Press Release
June 21, 2011

Enrile hails the enactment of 4 legislative measures

Senate President Juan Ponce Enrile today hailed the enactment of four important pieces of legislation, which he says, will go a long way in uplifting the lives of the poor and the marginalized sector of society.

The four Bills signed into law today included Senate Bill 2846, which seeks to amend Republic Act 9136 or the Electric Power Industry Reform Act (EPIRA) of 2001 to extend the implementation of the lifeline rate by another 10 years; Senate Joint Resolution No. 9, extending the Joint Congressional Power Commission; SB 138, which requires that all children under five years old be given mandatory basic immunization against vaccine-preventable diseases; and Senate Bill 2710, which allows women employees to work at night.

"Had the passage of Senate Bill 2846, extending the lifeline rate subsidy to another ten years not been signed into law, consumers would have been faced with paying the exorbitant cost of electricity once they receive their electric bills come July," Enrile said.

The Electric Power Industry Reform Act (EPIRA) initially packaged the discounted rates for the marginalized end-users for 10 years or until June 26, 2011. Under the lifeline subsidy scheme, residential consumers in the higher consumption bracket would have to pay extra cost as subsidy to their poorer counterparts.

Senate Joint Resolution No. 9, on the other hand, sought to extend the existence of the Joint Congressional Power Commission (JCPC) for another 10 years to "ensure that the goals and objectives of the Electric Power Industry Reform Act (EPIRA) of 2001 and the Renewable Energy Act of 2008 are fully achieved."

Enrile also commended the President for signing into law Senate Bill 2710, which amends Article 130 of the Labor Code, prohibiting women employees in the industrial, commercial and agricultural fields from working at night.

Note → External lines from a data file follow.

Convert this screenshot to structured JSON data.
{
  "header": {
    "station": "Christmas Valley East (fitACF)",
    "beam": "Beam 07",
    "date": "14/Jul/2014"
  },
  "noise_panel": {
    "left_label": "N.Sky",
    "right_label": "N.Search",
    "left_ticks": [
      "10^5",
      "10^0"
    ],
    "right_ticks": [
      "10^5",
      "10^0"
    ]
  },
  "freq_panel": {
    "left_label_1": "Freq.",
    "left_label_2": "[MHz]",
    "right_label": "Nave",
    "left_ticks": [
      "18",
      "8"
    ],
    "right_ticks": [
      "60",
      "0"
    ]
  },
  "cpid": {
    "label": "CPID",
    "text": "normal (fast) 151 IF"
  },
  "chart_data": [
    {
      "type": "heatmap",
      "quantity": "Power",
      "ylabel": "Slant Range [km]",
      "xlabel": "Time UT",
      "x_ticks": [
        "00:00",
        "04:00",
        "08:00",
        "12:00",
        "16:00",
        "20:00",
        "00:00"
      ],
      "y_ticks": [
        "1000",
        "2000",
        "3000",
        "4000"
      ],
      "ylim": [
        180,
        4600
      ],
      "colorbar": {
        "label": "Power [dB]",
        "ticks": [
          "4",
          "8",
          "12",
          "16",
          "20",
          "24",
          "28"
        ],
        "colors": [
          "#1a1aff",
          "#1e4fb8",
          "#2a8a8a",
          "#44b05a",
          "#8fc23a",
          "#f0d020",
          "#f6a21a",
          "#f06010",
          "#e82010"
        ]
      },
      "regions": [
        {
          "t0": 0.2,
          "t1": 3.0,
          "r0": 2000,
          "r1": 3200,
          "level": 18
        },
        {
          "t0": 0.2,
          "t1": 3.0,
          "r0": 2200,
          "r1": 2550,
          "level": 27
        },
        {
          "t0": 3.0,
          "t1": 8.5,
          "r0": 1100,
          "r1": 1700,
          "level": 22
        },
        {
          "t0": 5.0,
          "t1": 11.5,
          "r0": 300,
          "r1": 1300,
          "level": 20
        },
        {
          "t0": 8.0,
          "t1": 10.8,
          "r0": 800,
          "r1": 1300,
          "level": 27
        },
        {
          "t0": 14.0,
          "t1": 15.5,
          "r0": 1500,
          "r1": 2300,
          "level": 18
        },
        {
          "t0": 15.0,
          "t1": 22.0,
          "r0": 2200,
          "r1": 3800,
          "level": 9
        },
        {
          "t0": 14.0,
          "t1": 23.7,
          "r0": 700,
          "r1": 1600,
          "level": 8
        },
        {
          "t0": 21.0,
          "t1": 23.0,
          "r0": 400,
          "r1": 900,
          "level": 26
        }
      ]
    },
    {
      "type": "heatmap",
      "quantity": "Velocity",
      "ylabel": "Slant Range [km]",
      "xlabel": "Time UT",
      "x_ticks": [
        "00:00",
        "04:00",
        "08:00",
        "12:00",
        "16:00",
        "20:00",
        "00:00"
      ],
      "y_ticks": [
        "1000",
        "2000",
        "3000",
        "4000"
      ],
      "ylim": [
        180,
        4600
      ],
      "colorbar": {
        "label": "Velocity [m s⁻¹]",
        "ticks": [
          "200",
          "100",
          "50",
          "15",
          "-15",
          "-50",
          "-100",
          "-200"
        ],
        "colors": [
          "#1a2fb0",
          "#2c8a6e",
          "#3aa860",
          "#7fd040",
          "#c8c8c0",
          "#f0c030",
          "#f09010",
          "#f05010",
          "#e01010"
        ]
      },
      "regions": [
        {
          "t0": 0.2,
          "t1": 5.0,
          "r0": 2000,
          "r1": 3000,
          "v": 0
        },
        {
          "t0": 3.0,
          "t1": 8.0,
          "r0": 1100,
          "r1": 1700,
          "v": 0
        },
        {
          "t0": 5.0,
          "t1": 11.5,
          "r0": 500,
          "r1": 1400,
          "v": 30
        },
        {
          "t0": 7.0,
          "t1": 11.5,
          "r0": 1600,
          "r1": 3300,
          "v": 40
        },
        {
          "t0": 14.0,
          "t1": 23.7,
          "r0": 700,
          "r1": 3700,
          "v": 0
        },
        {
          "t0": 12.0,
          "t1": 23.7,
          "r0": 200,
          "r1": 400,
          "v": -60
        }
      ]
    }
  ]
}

"By signing SB 2710, the President acknowledges the right of women to have equal opportunities in the workforce, and gives them more than a fighting chance in helping their husbands uplift the lives of their families," Enrile said.

"Lifting the prohibition of women from work between 10 p.m. and 6 a.m. will allow for more of our womenfolk to enter the workforce, especially in call centers, currently the most in-demand industry in the country today," Enrile added.